# Translation and sentiment analysis with ML

An important challenge in computational linguistics is accurate translation of a sentence from one spoken or written language to another.



Translation is a very hard problem compounded by the fact that there are thousands of languages and each can have very different grammar rules. One approach is to convert the formal grammar rules for one language, such as English, into a non-language dependent structure, and then translate it by converting back to another language. This approach means that you would take the following steps:

1. Identification. Identify or tag the words in input language into nouns, verbs etc.
2. Create translation. Produce a direct translation of each word in the target language format.

## Example sentence: English to Irish

In 'English', the sentence I feel happy is three words in the order:

- subject (I)
- verb (feel)
- adjective (happy)

However, in the 'Irish' language, the same sentence has a very different grammatical structure - emotions like "happy" or "sad" are expressed as being upon you.

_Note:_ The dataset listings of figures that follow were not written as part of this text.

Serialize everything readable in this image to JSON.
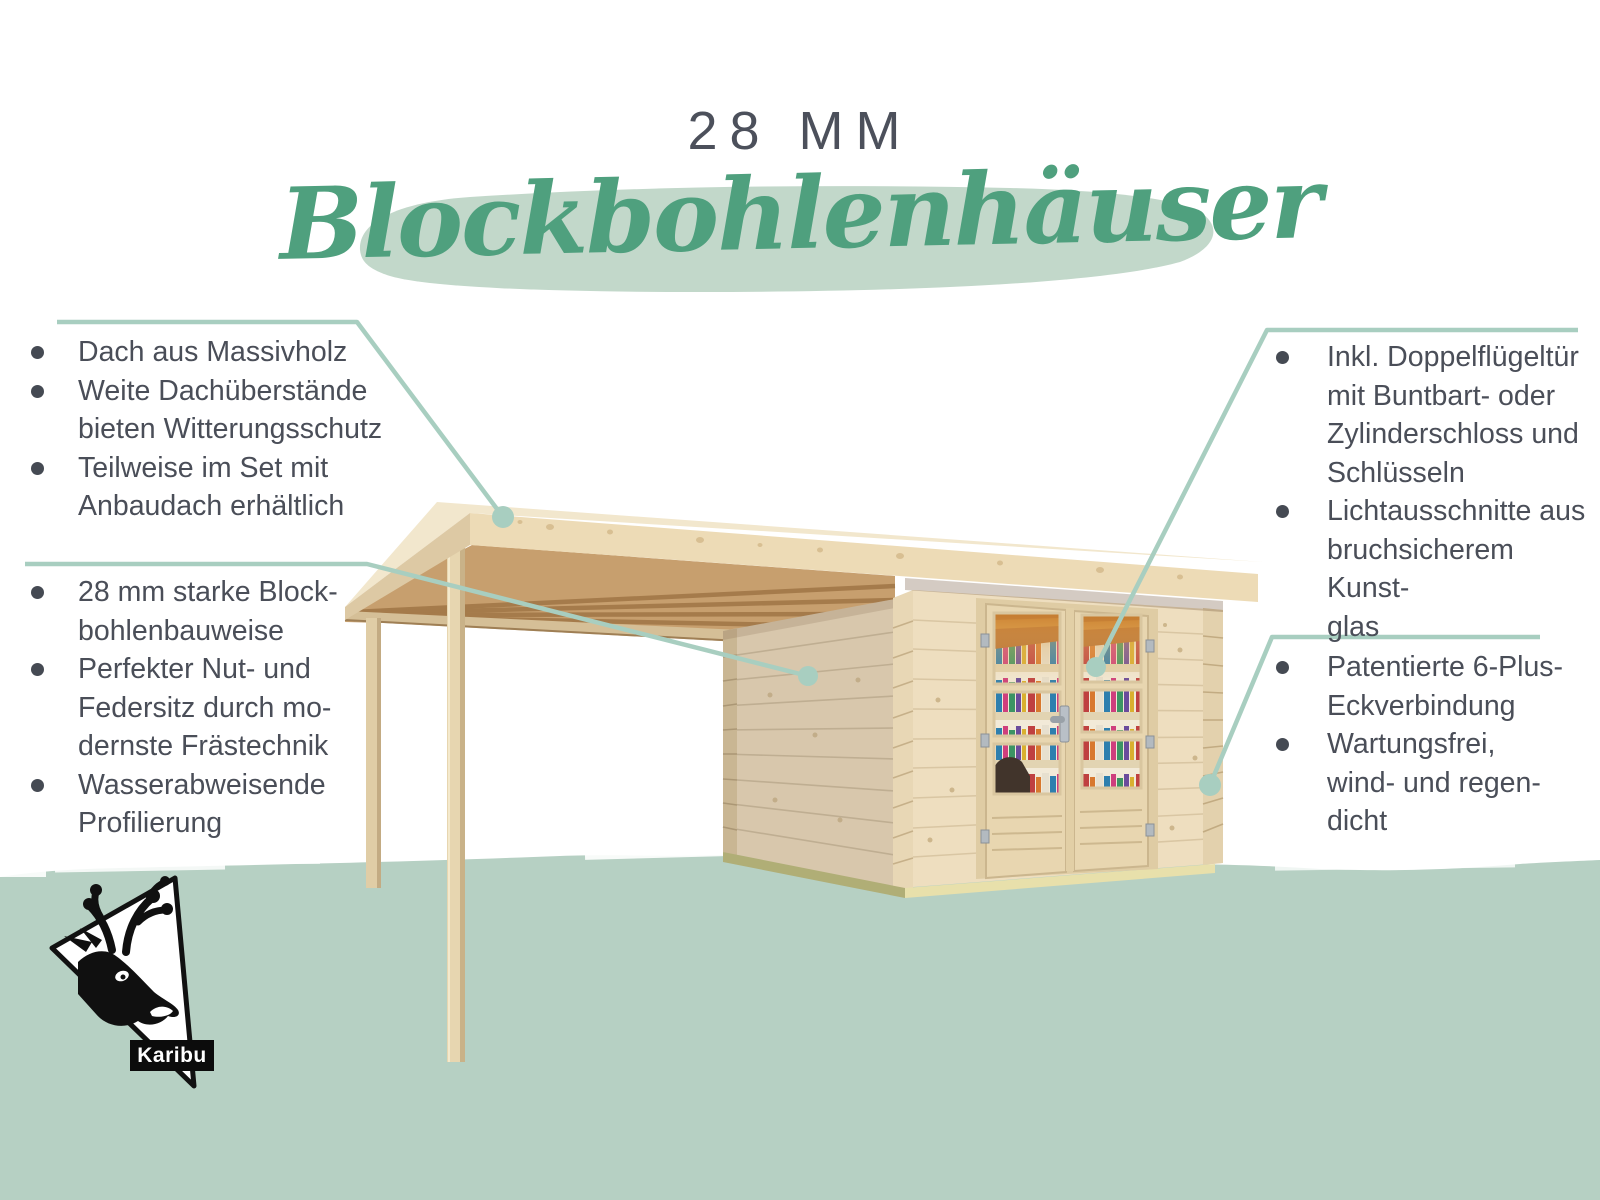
{
  "header": {
    "size_label": "28 MM",
    "title": "Blockbohlenhäuser"
  },
  "features": {
    "left_top": {
      "items": [
        {
          "text": "Dach aus Massivholz"
        },
        {
          "text": "Weite Dachüberstände\nbieten Witterungsschutz"
        },
        {
          "text": "Teilweise im Set mit\nAnbaudach erhältlich"
        }
      ]
    },
    "left_bottom": {
      "items": [
        {
          "text": "28 mm starke Block-\nbohlenbauweise"
        },
        {
          "text": "Perfekter Nut- und\nFedersitz durch mo-\ndernste Frästechnik"
        },
        {
          "text": "Wasserabweisende\nProfilierung"
        }
      ]
    },
    "right_top": {
      "items": [
        {
          "text": "Inkl. Doppelflügeltür\nmit Buntbart- oder\nZylinderschloss und\nSchlüsseln"
        },
        {
          "text": "Lichtausschnitte aus\nbruchsicherem Kunst-\nglas"
        }
      ]
    },
    "right_bottom": {
      "items": [
        {
          "text": "Patentierte 6-Plus-\nEckverbindung"
        },
        {
          "text": "Wartungsfrei,\nwind- und regen-\ndicht"
        }
      ]
    }
  },
  "logo": {
    "brand": "Karibu"
  },
  "colors": {
    "accent_green": "#4fa07e",
    "brush_green": "#c2d8ca",
    "band_green": "#b6d0c3",
    "leader_green": "#a8cec0",
    "text_dark": "#4a4e58"
  }
}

The English phrase I feel happy in Irish would be Tá athas orm. A literal translation would be Happy is upon me.

An Irish speaker translating to English would say I feel happy, not Happy is upon me, because they understand the meaning of the sentence, even if the words and sentence structure are different.

The formal order for the sentence in Irish are:

- verb (Tá or is)
- adjective (athas, or happy)
- subject (orm, or upon me)

## Translation

A naive translation program might translate words only, ignoring the sentence structure.

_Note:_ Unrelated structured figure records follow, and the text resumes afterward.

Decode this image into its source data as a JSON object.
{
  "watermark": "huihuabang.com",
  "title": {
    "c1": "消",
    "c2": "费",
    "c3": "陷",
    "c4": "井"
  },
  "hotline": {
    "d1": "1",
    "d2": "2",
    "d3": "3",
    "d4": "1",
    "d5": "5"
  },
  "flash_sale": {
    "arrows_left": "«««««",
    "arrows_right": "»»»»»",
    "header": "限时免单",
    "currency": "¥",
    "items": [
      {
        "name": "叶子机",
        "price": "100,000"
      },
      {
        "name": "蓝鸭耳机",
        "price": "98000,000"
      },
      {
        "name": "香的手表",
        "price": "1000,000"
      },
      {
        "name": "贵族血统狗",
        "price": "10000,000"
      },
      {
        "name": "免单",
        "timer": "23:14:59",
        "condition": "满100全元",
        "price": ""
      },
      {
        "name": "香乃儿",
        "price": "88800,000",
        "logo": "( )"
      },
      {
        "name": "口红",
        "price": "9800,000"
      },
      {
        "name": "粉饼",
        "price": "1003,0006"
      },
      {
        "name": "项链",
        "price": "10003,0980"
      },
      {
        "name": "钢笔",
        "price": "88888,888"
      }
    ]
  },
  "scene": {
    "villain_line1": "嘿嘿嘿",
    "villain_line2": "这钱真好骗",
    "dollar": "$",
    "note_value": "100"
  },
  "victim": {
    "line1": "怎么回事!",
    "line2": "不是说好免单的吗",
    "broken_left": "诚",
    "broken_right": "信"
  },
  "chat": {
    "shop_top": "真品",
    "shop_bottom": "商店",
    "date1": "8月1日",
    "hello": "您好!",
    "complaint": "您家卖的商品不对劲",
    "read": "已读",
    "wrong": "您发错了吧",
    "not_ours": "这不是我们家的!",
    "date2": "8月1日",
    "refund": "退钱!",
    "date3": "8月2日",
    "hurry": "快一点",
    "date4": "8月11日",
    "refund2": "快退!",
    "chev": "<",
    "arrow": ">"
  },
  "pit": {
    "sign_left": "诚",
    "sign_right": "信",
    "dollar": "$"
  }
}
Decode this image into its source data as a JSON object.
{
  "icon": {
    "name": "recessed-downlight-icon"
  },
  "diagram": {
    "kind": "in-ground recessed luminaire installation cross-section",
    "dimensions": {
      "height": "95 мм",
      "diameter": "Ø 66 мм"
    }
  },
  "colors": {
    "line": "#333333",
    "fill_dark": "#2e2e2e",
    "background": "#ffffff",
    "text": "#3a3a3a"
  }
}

Naive translation leads to bad (and sometimes hilarious) mistranslations: I feel happy translates literally to Mise bhraitheann athas in Irish. That means (literally) me feel happy and is not a valid Irish sentence. Even though English and Irish are languages spoken on two closely neighboring islands, they are very different languages with different grammar structures.

## Machine learning approaches

So far, you've learned about the formal rules approach to natural language processing. Another approach is to ignore the meaning of the words, and instead use machine learning to detect patterns. This can work in translation if you have lots of text (a corpus) or texts (corpora) in both the origin and target languages.

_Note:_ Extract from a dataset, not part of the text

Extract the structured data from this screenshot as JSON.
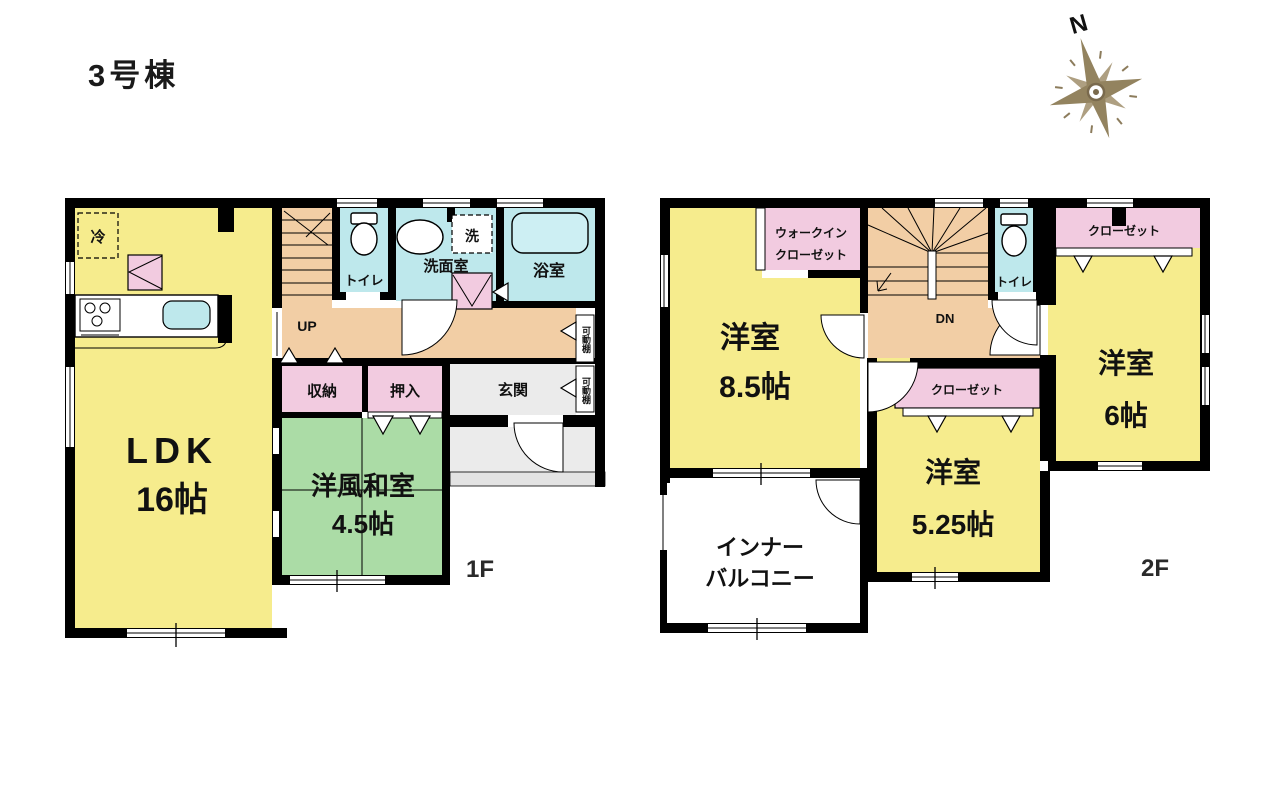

For instance, consider the case of Pride and Prejudice, a well-known English novel written by Jane Austen in 1813. If you consult the book in English and a human translation of the book in French, you could detect phrases in one that are idiomatically translated into the other. You'll do that in a minute.

For instance, when an English phrase such as I have no money is translated literally to French, it might become Je n'ai pas de monnaie. "Monnaie" is a tricky french 'false cognate', as 'money' and 'monnaie' are not synonymous. A better translation that a human might make would be Je n'ai pas d'argent, because it better conveys the meaning that you have no money (rather than 'loose change' which is the meaning of 'monnaie').

If an ML model has enough human translations to build a model on, it can improve the accuracy of translations by identifying common patterns in texts that have been previously translated by expert human speakers of both languages.



## Exercise - translation

You can use TextBlob to translate sentences. Try the famous first line of Pride and Prejudice:

In [6]:
from textblob import TextBlob

text = "It is a truth universally acknowledged, that a single man in possession of a good fortune, must be in want of a wife!"
blob = TextBlob(text)
print(blob.translate(from_lang='en',to='fr'))


C'est une vérité universellement reconnue, qu'un seul homme en possession d'une bonne fortune doit être dans le manque d'une femme!


In [7]:
text = 'I am so happy I have finally began NLP'
blob = TextBlob(text)
print(blob.translate(from_lang='en',to='ha'))

Ina matukar farin ciki da na fara nlp


Yeah, so great. Worked with hausa too. Nice!!!